Implementation:SqueezeAILab ETS Reward Guided Search
| Knowledge Sources | |
|---|---|
| Domains | Tree_Search, Inference_Time_Compute, Mathematical_Reasoning |
| Last Updated | 2026-02-14 02:00 GMT |
Overview
Concrete tool for executing the ETS reward-guided tree search on a single math problem, provided by the ETS repository.
Description
The reward_guided_search function is decorated with SGLang's @function decorator and orchestrates the full tree search loop for a single question. It initializes a Tree object, then iterates through depth levels calling select_and_expand and insert until the search budget is exhausted. After search completes, it collects all leaf nodes as candidate answers with their step-by-step PRM scores.

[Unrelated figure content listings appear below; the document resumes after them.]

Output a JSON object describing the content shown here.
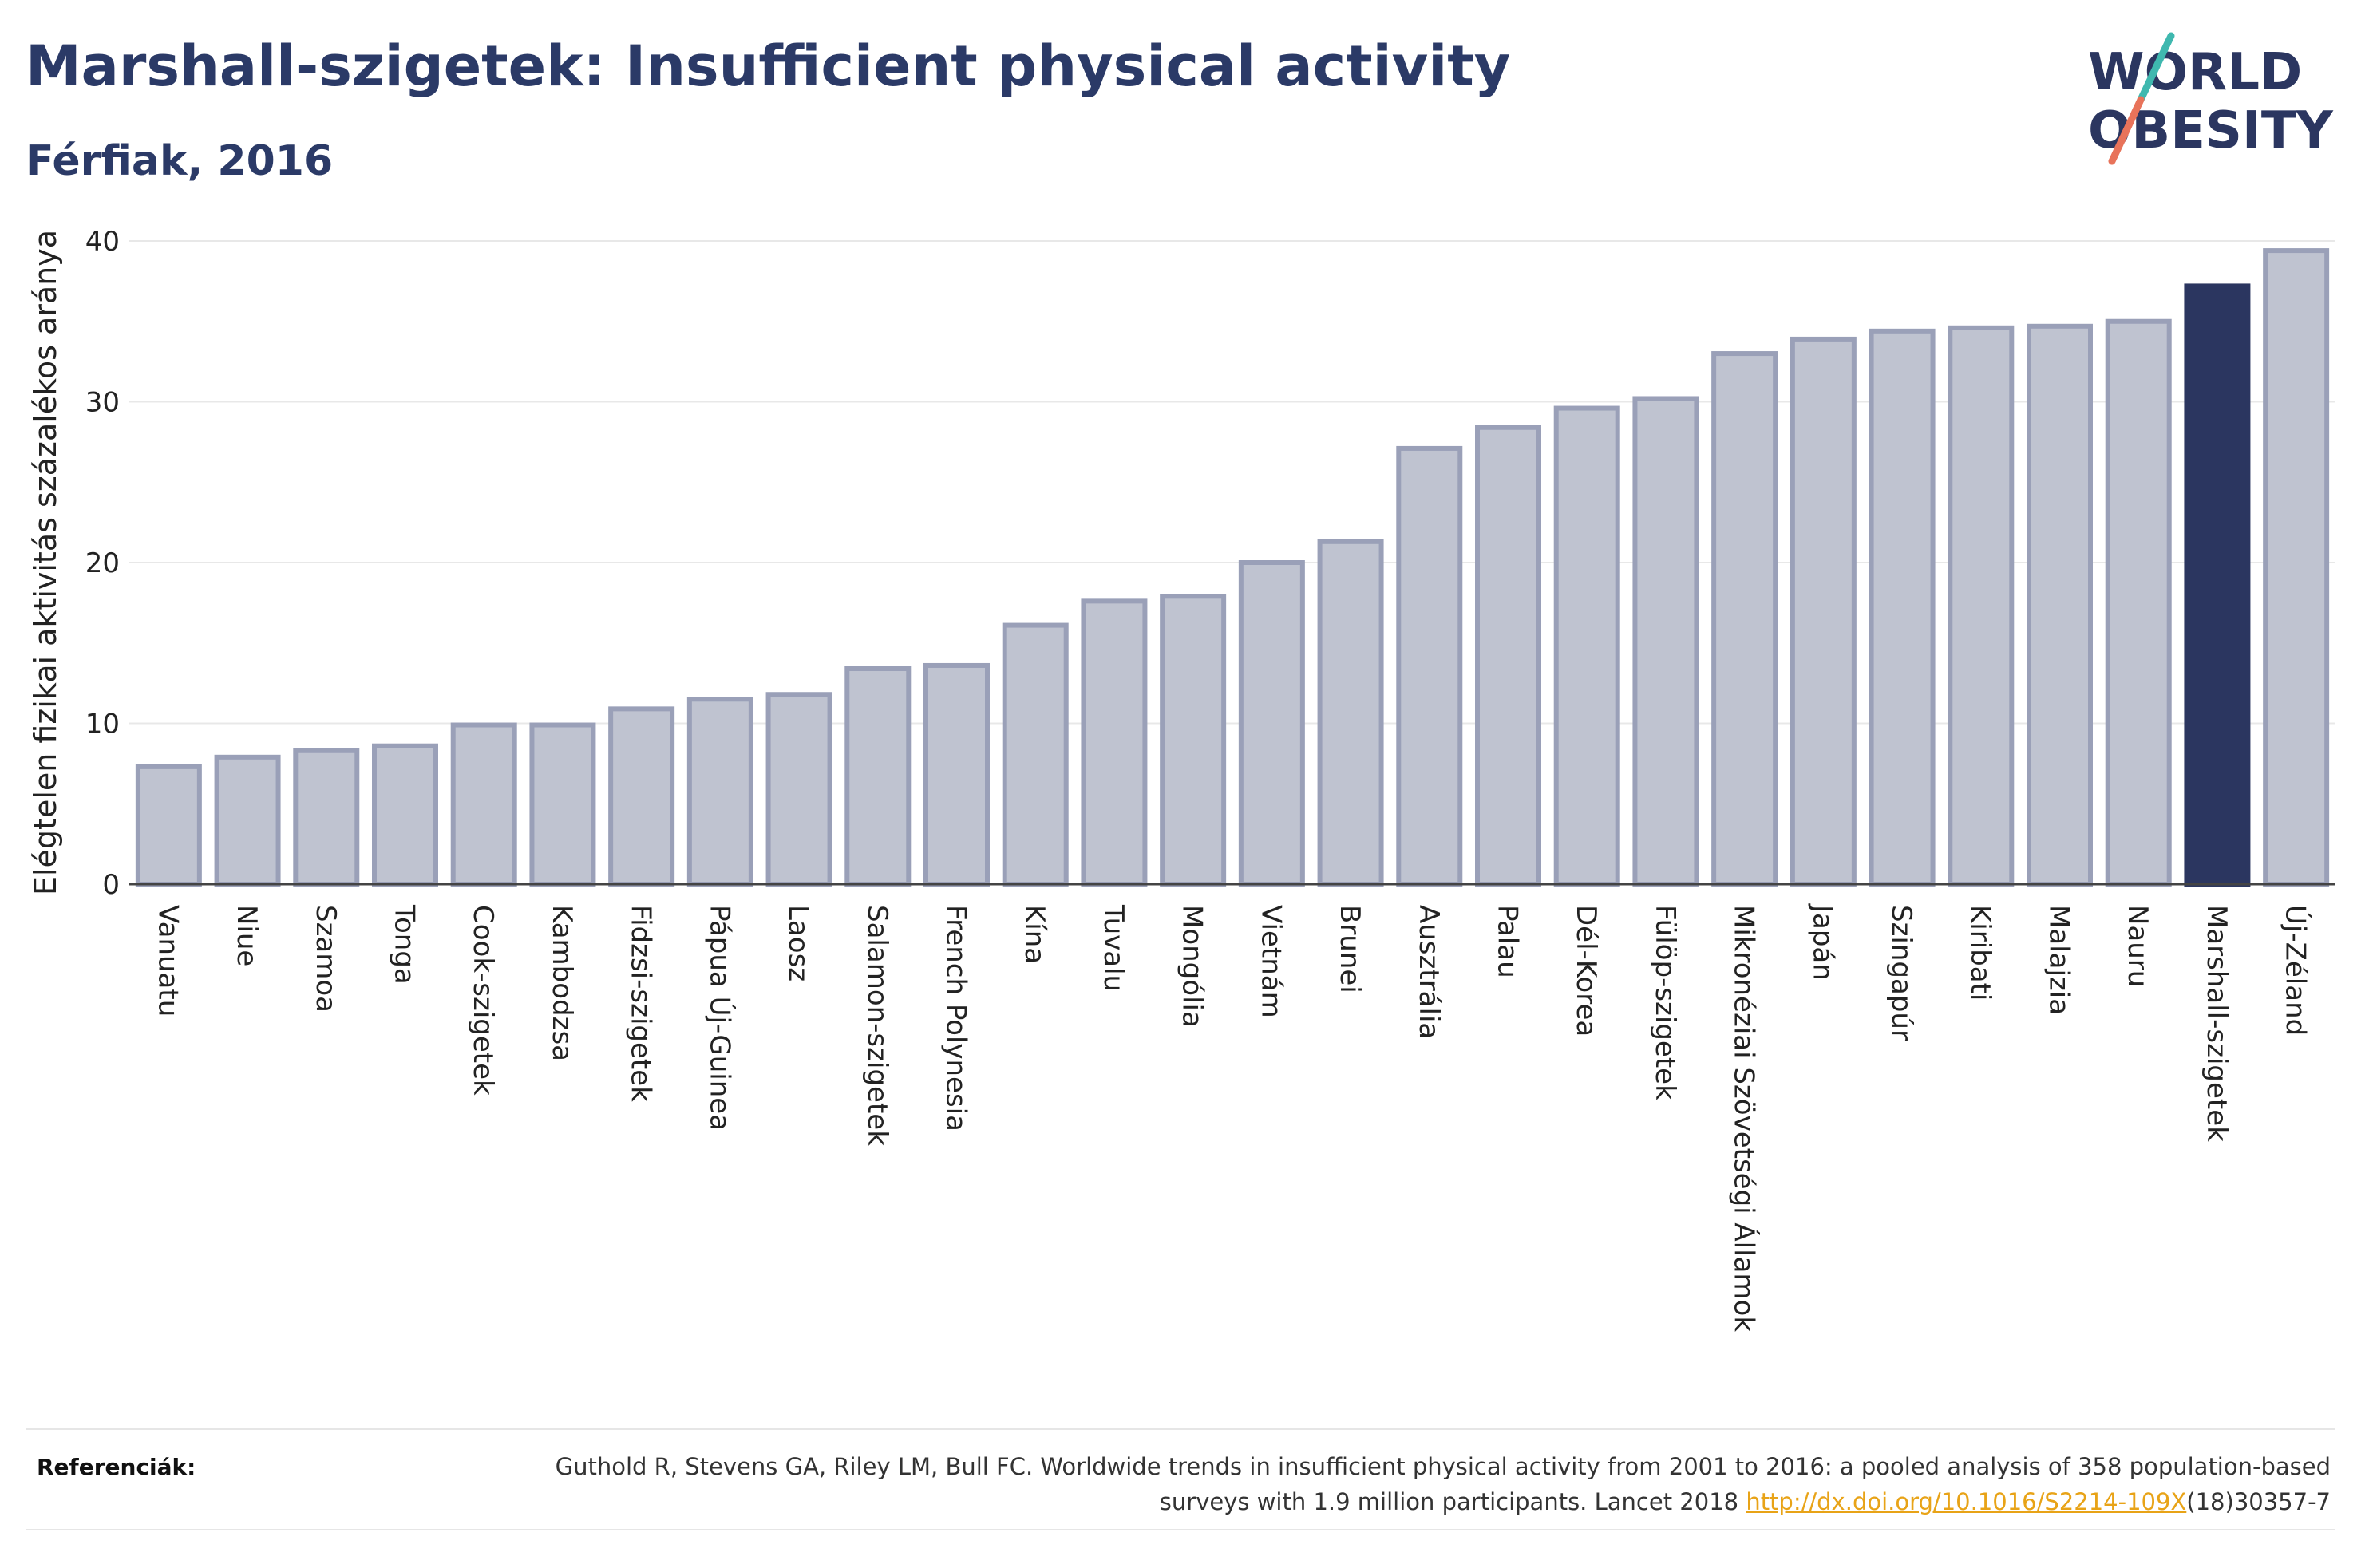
{
  "title": "Marshall-szigetek: Insufficient physical activity",
  "subtitle": "Férfiak, 2016",
  "logo": {
    "line1": "WORLD",
    "line2": "OBESITY",
    "accent_top": "#3fb8af",
    "accent_bottom": "#e8735a"
  },
  "references": {
    "label": "Referenciák:",
    "text_before": "Guthold R, Stevens GA, Riley LM, Bull FC. Worldwide trends in insufficient physical activity from 2001 to 2016: a pooled analysis of 358 population-based surveys with 1.9 million participants. Lancet 2018 ",
    "link": "http://dx.doi.org/10.1016/S2214-109X",
    "text_after": "(18)30357-7"
  },
  "chart_data": {
    "type": "bar",
    "ylabel": "Elégtelen fizikai aktivitás százalékos aránya",
    "xlabel": "",
    "ylim": [
      0,
      40
    ],
    "yticks": [
      0,
      10,
      20,
      30,
      40
    ],
    "grid": true,
    "highlight": "Marshall-szigetek",
    "colors": {
      "bar": "#bfc3d0",
      "bar_border": "#9aa0b8",
      "highlight": "#2b3660"
    },
    "categories": [
      "Vanuatu",
      "Niue",
      "Szamoa",
      "Tonga",
      "Cook-szigetek",
      "Kambodzsa",
      "Fidzsi-szigetek",
      "Pápua Új-Guinea",
      "Laosz",
      "Salamon-szigetek",
      "French Polynesia",
      "Kína",
      "Tuvalu",
      "Mongólia",
      "Vietnám",
      "Brunei",
      "Ausztrália",
      "Palau",
      "Dél-Korea",
      "Fülöp-szigetek",
      "Mikronéziai Szövetségi Államok",
      "Japán",
      "Szingapúr",
      "Kiribati",
      "Malajzia",
      "Nauru",
      "Marshall-szigetek",
      "Új-Zéland"
    ],
    "values": [
      7.3,
      7.9,
      8.3,
      8.6,
      9.9,
      9.9,
      10.9,
      11.5,
      11.8,
      13.4,
      13.6,
      16.1,
      17.6,
      17.9,
      20.0,
      21.3,
      27.1,
      28.4,
      29.6,
      30.2,
      33.0,
      33.9,
      34.4,
      34.6,
      34.7,
      35.0,
      37.2,
      39.4
    ]
  }
}
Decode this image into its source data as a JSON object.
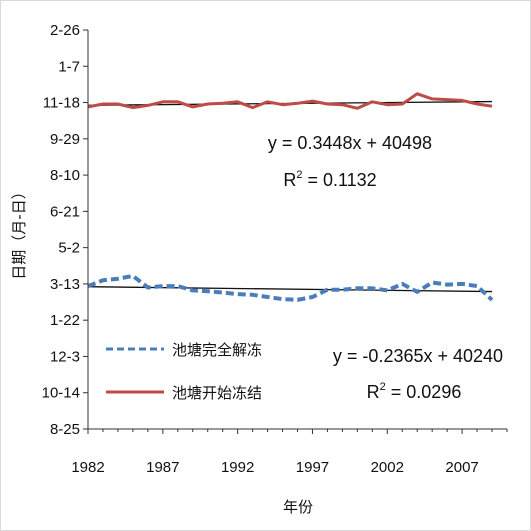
{
  "chart_data": {
    "type": "line",
    "xlabel": "年份",
    "ylabel": "日期（月-日）",
    "x": [
      1982,
      1983,
      1984,
      1985,
      1986,
      1987,
      1988,
      1989,
      1990,
      1991,
      1992,
      1993,
      1994,
      1995,
      1996,
      1997,
      1998,
      1999,
      2000,
      2001,
      2002,
      2003,
      2004,
      2005,
      2006,
      2007,
      2008,
      2009
    ],
    "x_ticks": [
      1982,
      1987,
      1992,
      1997,
      2002,
      2007
    ],
    "xlim": [
      1982,
      2010
    ],
    "y_ticks": [
      "8-25",
      "10-14",
      "12-3",
      "1-22",
      "3-13",
      "5-2",
      "6-21",
      "8-10",
      "9-29",
      "11-18",
      "1-7",
      "2-26"
    ],
    "ylim_serial": [
      40415,
      40965
    ],
    "series": [
      {
        "name": "池塘完全解冻",
        "style": "dashed",
        "color": "#4a7ebb",
        "values": [
          40612,
          40620,
          40622,
          40626,
          40610,
          40612,
          40612,
          40606,
          40605,
          40603,
          40601,
          40600,
          40597,
          40594,
          40593,
          40597,
          40607,
          40607,
          40609,
          40609,
          40606,
          40615,
          40604,
          40617,
          40614,
          40615,
          40612,
          40593
        ],
        "trendline": {
          "equation": "y = -0.2365x + 40240",
          "r2_label": "R",
          "r2_value": " = 0.0296",
          "slope": -0.2365,
          "intercept": 40240
        }
      },
      {
        "name": "池塘开始冻结",
        "style": "solid",
        "color": "#be4b48",
        "values": [
          40859,
          40863,
          40863,
          40858,
          40861,
          40866,
          40866,
          40859,
          40863,
          40864,
          40866,
          40858,
          40866,
          40862,
          40864,
          40867,
          40863,
          40862,
          40857,
          40866,
          40862,
          40863,
          40877,
          40870,
          40869,
          40868,
          40863,
          40860
        ],
        "trendline": {
          "equation": "y = 0.3448x + 40498",
          "r2_label": "R",
          "r2_value": " = 0.1132",
          "slope": 0.3448,
          "intercept": 40498
        }
      }
    ]
  }
}
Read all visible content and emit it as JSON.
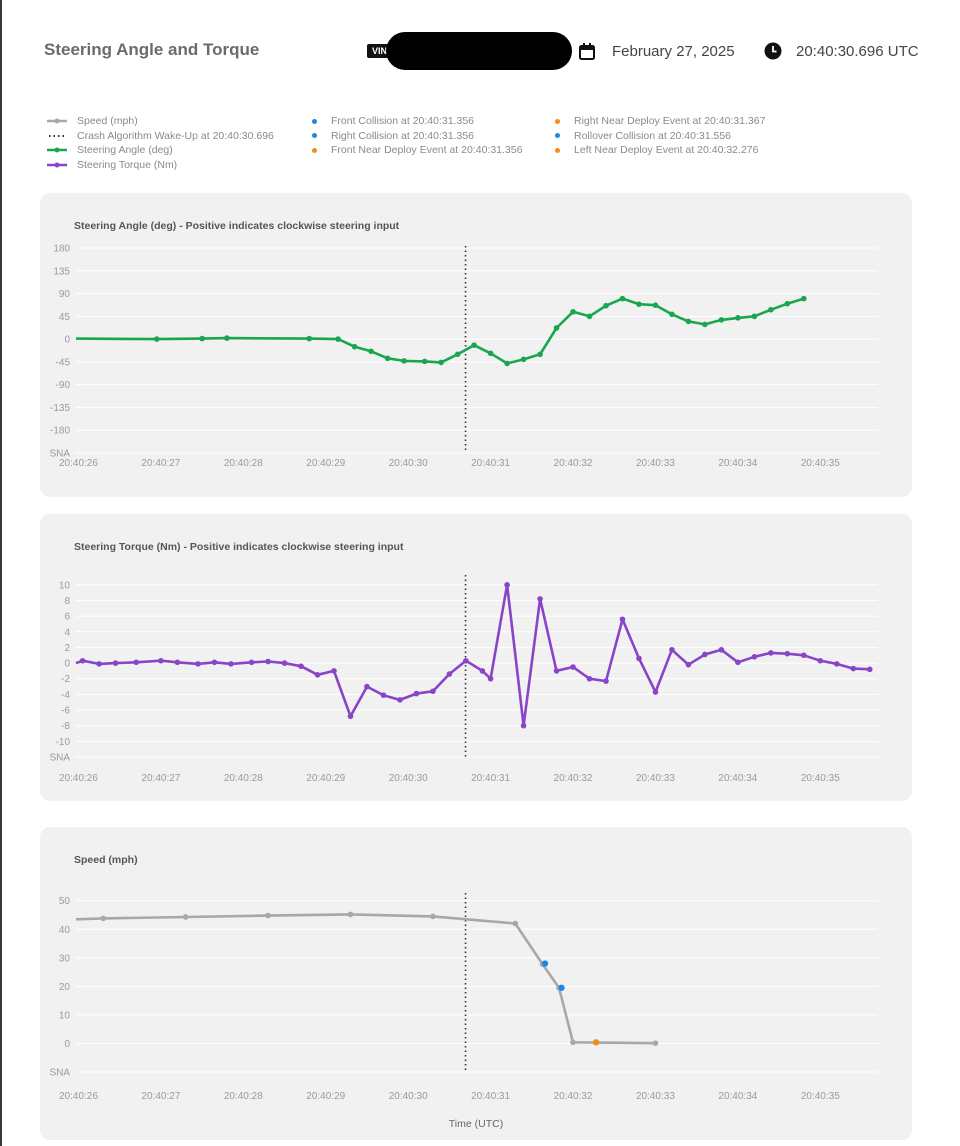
{
  "header": {
    "title": "Steering Angle and Torque",
    "vin_label": "VIN",
    "date": "February 27, 2025",
    "time": "20:40:30.696 UTC"
  },
  "legend": {
    "series": [
      {
        "label": "Speed (mph)",
        "color": "#a8a8a8",
        "style": "line"
      },
      {
        "label": "Crash Algorithm Wake-Up at 20:40:30.696",
        "color": "#333333",
        "style": "dotted"
      },
      {
        "label": "Steering Angle (deg)",
        "color": "#1aa64f",
        "style": "line"
      },
      {
        "label": "Steering Torque (Nm)",
        "color": "#8a44c8",
        "style": "line"
      }
    ],
    "events_col1": [
      {
        "label": "Front Collision at 20:40:31.356",
        "color": "#1e88e5"
      },
      {
        "label": "Right Collision at 20:40:31.356",
        "color": "#1e88e5"
      },
      {
        "label": "Front Near Deploy Event at 20:40:31.356",
        "color": "#f28c1a"
      }
    ],
    "events_col2": [
      {
        "label": "Right Near Deploy Event at 20:40:31.367",
        "color": "#f28c1a"
      },
      {
        "label": "Rollover Collision at 20:40:31.556",
        "color": "#1e88e5"
      },
      {
        "label": "Left Near Deploy Event at 20:40:32.276",
        "color": "#f28c1a"
      }
    ]
  },
  "chart_data": [
    {
      "type": "line",
      "title": "Steering Angle (deg) - Positive indicates clockwise steering input",
      "xlabel": "",
      "ylabel": "Steering Angle (deg)",
      "color": "#1aa64f",
      "x_ticks": [
        "20:40:26",
        "20:40:27",
        "20:40:28",
        "20:40:29",
        "20:40:30",
        "20:40:31",
        "20:40:32",
        "20:40:33",
        "20:40:34",
        "20:40:35"
      ],
      "x_tick_values": [
        26,
        27,
        28,
        29,
        30,
        31,
        32,
        33,
        34,
        35
      ],
      "xlim": [
        25.97,
        35.7
      ],
      "y_ticks": [
        "180",
        "135",
        "90",
        "45",
        "0",
        "-45",
        "-90",
        "-135",
        "-180",
        "SNA"
      ],
      "y_tick_values": [
        180,
        135,
        90,
        45,
        0,
        -45,
        -90,
        -135,
        -180,
        -225
      ],
      "ylim": [
        -225,
        180
      ],
      "wake_up_x": 30.696,
      "x": [
        25.97,
        26.95,
        27.5,
        27.8,
        28.8,
        29.15,
        29.35,
        29.55,
        29.75,
        29.95,
        30.2,
        30.4,
        30.6,
        30.8,
        31.0,
        31.2,
        31.4,
        31.6,
        31.8,
        32.0,
        32.2,
        32.4,
        32.6,
        32.8,
        33.0,
        33.2,
        33.4,
        33.6,
        33.8,
        34.0,
        34.2,
        34.4,
        34.6,
        34.8
      ],
      "values": [
        1,
        0,
        1,
        2,
        1,
        0,
        -15,
        -24,
        -38,
        -43,
        -44,
        -46,
        -30,
        -12,
        -28,
        -48,
        -40,
        -30,
        22,
        54,
        45,
        66,
        80,
        69,
        67,
        49,
        35,
        29,
        38,
        42,
        45,
        58,
        70,
        80
      ]
    },
    {
      "type": "line",
      "title": "Steering Torque (Nm) - Positive indicates clockwise steering input",
      "xlabel": "",
      "ylabel": "Steering Torque (Nm)",
      "color": "#8a44c8",
      "x_ticks": [
        "20:40:26",
        "20:40:27",
        "20:40:28",
        "20:40:29",
        "20:40:30",
        "20:40:31",
        "20:40:32",
        "20:40:33",
        "20:40:34",
        "20:40:35"
      ],
      "x_tick_values": [
        26,
        27,
        28,
        29,
        30,
        31,
        32,
        33,
        34,
        35
      ],
      "xlim": [
        25.97,
        35.7
      ],
      "y_ticks": [
        "10",
        "8",
        "6",
        "4",
        "2",
        "0",
        "-2",
        "-4",
        "-6",
        "-8",
        "-10",
        "SNA"
      ],
      "y_tick_values": [
        10,
        8,
        6,
        4,
        2,
        0,
        -2,
        -4,
        -6,
        -8,
        -10,
        -12
      ],
      "ylim": [
        -12,
        11
      ],
      "wake_up_x": 30.696,
      "x": [
        25.97,
        26.05,
        26.25,
        26.45,
        26.7,
        27.0,
        27.2,
        27.45,
        27.65,
        27.85,
        28.1,
        28.3,
        28.5,
        28.7,
        28.9,
        29.1,
        29.3,
        29.5,
        29.7,
        29.9,
        30.1,
        30.3,
        30.5,
        30.7,
        30.9,
        31.0,
        31.2,
        31.4,
        31.6,
        31.8,
        32.0,
        32.2,
        32.4,
        32.6,
        32.8,
        33.0,
        33.2,
        33.4,
        33.6,
        33.8,
        34.0,
        34.2,
        34.4,
        34.6,
        34.8,
        35.0,
        35.2,
        35.4,
        35.6
      ],
      "values": [
        0,
        0.3,
        -0.1,
        0,
        0.1,
        0.3,
        0.1,
        -0.1,
        0.1,
        -0.1,
        0.1,
        0.2,
        0,
        -0.4,
        -1.5,
        -1.0,
        -6.8,
        -3.0,
        -4.1,
        -4.7,
        -3.9,
        -3.6,
        -1.4,
        0.3,
        -1.0,
        -2.0,
        10,
        -8.0,
        8.2,
        -1.0,
        -0.5,
        -2.0,
        -2.3,
        5.6,
        0.6,
        -3.7,
        1.7,
        -0.2,
        1.1,
        1.7,
        0.1,
        0.8,
        1.3,
        1.2,
        1.0,
        0.3,
        -0.1,
        -0.7,
        -0.8
      ]
    },
    {
      "type": "line",
      "title": "Speed (mph)",
      "xlabel": "Time (UTC)",
      "ylabel": "Speed (mph)",
      "color": "#a8a8a8",
      "x_ticks": [
        "20:40:26",
        "20:40:27",
        "20:40:28",
        "20:40:29",
        "20:40:30",
        "20:40:31",
        "20:40:32",
        "20:40:33",
        "20:40:34",
        "20:40:35"
      ],
      "x_tick_values": [
        26,
        27,
        28,
        29,
        30,
        31,
        32,
        33,
        34,
        35
      ],
      "xlim": [
        25.97,
        35.7
      ],
      "y_ticks": [
        "50",
        "40",
        "30",
        "20",
        "10",
        "0",
        "SNA"
      ],
      "y_tick_values": [
        50,
        40,
        30,
        20,
        10,
        0,
        -10
      ],
      "ylim": [
        -10,
        52
      ],
      "wake_up_x": 30.696,
      "x": [
        25.97,
        26.3,
        27.3,
        28.3,
        29.3,
        30.3,
        31.3,
        31.63,
        31.83,
        32.0,
        33.0
      ],
      "values": [
        43.5,
        43.8,
        44.3,
        44.8,
        45.2,
        44.5,
        42.0,
        27.8,
        19.5,
        0.4,
        0.1
      ],
      "event_markers": [
        {
          "x": 31.66,
          "value": 28.0,
          "color": "#1e88e5",
          "label": "Front Collision"
        },
        {
          "x": 31.86,
          "value": 19.5,
          "color": "#1e88e5",
          "label": "Rollover Collision"
        },
        {
          "x": 32.28,
          "value": 0.4,
          "color": "#f28c1a",
          "label": "Left Near Deploy Event"
        }
      ]
    }
  ]
}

For batch execution across multiple questions, reward_guided_search.run_batch() processes questions in parallel using SGLang's multi-threaded runtime.
Usage
Called via run_batch from main() in rebase.py. Each invocation processes one question with a dedicated tree instance.
Code Reference
Source Location
- Repository: ETS
- File: rebase.py
- Lines: 639-698 (function body), 746 (run_batch invocation)
Signature
@function
def reward_guided_search(s, id, question, ground_truth_answer, paras, reward_host, multimodel, model_config):
"""
Execute tree search for a single math problem.
Args:
s: SGLang state object (injected by @function decorator)
id (int): Question index for output file naming
question (str): Math problem text
ground_truth_answer (dict): Dictionary with "answer" key containing reference answer
paras (dict): Hyperparameter dictionary from YAML config
reward_host (RuntimeEndpoint): PRM server endpoint
multimodel (SentenceTransformer or None): Embedding model for diversity (None if lambdas=0)
model_config (AutoConfig): Policy model configuration for tokenizer initialization
Returns:
dict: {"id", "question", "model_answer": [{"text", "step_scores"}],
"ground_truth_answer", "total_tokens"}
"""
Import
from sglang import function, gen, RuntimeEndpoint
# reward_guided_search is defined in rebase.py, not imported from a package
I/O Contract
Inputs
| Name | Type | Required | Description |
|---|---|---|---|
| s | SGLang state | Yes | Injected by @function decorator; represents current generation state |
| id | int | Yes | Question index, used for naming output file (answer_q{id}.json) |
| question | str | Yes | Math problem text to solve |
| ground_truth_answer | dict | Yes | Dictionary with "answer" key for ground truth |
| paras | dict | Yes | Hyperparameters from YAML config (width, select_method, temperatures, etc.) |
| reward_host | RuntimeEndpoint | Yes | Endpoint for PRM server (e.g., http://localhost:30020) |
| multimodel | SentenceTransformer or None | Yes | Embedding model for diversity scoring; None if lambdas=0 |
| model_config | AutoConfig | Yes | Policy model config for tokenizer initialization in Tree.__init__ |
Outputs
| Name | Type | Description |
|---|---|---|
| return value | dict | Per-question result with keys: id, question, model_answer (list of candidates), ground_truth_answer, total_tokens |
| answer_q{id}.json | File | Per-question JSON file written to paras["store_path"] |
Usage Examples
Batch Execution (from main)
from sglang import RuntimeEndpoint
from sentence_transformers import SentenceTransformer
from transformers import AutoConfig
# Build input list for batch processing
input_list_dict = []
for i, prompt in enumerate(prompts):
input_list_dict.append({
"id": i,
"question": prompt,
"ground_truth_answer": test_examples[i],
"paras": paras,
"reward_host": RuntimeEndpoint(args.reward_host),
"multimodel": multimodel,
"model_config": model_config,
})
# Run tree search across all questions in parallel
states = reward_guided_search.run_batch(
input_list_dict,
backend=RuntimeEndpoint(args.policy_host),
num_threads=paras["num_threads"],
progress_bar=True,
)
# Collect results
results = []
for s in states:
results.append(s.ret_value)